Gold Fields, the South African gold producer, has offered to buy out its biggest shareholder in an attempt to fend off the $8.1bn (£4.4bn) hostile bid from its rival Harmony.
Ian Cockerill, the chief executive of Gold Fields, has approached Norilsk Nickel, which owns 20 per cent of Gold Fields shares, in the hope of reversing the Russian metals group's support for the all-share offer from Harmony. The buy-back would form part of a wider distribution of cash to shareholders that would be funded by selling off Gold Fields' overseas operations.

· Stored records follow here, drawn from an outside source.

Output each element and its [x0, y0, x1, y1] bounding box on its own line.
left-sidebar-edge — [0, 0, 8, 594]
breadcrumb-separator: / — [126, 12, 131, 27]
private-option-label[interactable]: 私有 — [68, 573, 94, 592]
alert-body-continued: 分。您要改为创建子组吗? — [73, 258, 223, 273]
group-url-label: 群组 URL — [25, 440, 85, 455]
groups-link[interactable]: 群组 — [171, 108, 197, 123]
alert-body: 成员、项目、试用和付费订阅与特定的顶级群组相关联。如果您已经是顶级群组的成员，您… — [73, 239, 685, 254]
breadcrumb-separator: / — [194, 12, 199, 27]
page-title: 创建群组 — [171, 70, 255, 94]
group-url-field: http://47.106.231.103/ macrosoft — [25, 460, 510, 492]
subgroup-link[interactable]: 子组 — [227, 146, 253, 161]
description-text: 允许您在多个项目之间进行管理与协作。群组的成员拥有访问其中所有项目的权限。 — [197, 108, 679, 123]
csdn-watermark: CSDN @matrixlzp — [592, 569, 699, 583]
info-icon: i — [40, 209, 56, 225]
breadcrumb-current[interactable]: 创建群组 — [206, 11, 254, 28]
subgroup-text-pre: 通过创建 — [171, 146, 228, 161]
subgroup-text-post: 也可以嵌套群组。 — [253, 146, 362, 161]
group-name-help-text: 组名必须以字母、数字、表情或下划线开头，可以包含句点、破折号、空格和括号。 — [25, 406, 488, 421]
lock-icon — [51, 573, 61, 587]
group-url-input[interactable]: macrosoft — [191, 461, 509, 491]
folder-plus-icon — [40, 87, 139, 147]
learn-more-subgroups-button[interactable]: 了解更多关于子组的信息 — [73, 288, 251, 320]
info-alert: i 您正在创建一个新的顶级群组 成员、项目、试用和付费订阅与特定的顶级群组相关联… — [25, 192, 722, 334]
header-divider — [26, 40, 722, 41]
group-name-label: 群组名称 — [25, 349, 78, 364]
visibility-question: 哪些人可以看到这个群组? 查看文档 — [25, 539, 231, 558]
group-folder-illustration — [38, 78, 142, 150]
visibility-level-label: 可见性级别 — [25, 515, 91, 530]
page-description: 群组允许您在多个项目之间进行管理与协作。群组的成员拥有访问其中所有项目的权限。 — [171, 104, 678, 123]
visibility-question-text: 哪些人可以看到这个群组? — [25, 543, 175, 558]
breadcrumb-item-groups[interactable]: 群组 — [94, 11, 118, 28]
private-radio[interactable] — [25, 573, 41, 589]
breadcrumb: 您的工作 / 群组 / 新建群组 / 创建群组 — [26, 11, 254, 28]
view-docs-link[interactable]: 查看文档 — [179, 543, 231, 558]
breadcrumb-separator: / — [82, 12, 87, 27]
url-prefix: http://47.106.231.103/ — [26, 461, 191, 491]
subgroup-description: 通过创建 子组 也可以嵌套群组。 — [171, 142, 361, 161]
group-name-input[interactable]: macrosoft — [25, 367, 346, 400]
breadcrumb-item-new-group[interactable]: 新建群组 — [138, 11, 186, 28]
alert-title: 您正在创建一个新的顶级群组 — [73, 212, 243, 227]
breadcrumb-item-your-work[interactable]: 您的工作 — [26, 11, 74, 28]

These have an estimated value of $3bn-$3.5bn.
The plan hinges on shareholders voting down the acquisition of Canada's Iamgold, the unpopular deal which provoked Harmony's hostile approach last month.
Mr Cockerill believes that Norilsk is keen to sell for cash and that Gold Fields' lawyers will be able to work around the irrevocable undertaking the Russian group has given to sell its shares to Harmony.
The Harmony camp dismissed Mr Cockerill's move as one of desperation. One source said: "The plan only works if shareholders vote against Iamgold, and if he can sell the overseas operations, but by then his strategy is in tatters. This is a dream-world plan."
Gold Fields believes that shareholders would approve the $2bn buyout of Norilsk, especially if it was accompanied by a wider return of cash. The plan could increase the value of their remaining holdings if the share buy-back was conducted at a high price. It would also increase earnings per share.
Mr Cockerill accepted for the first time, in a letter to shareholders last week, that the $2.1bn acquisition of Iamgold was unpopular.
Harmony will learn this Friday how many shareholders have accepted its offer to buy up to 34 per cent of Gold Fields shares, the first part of the unusual two-stage takeover offer.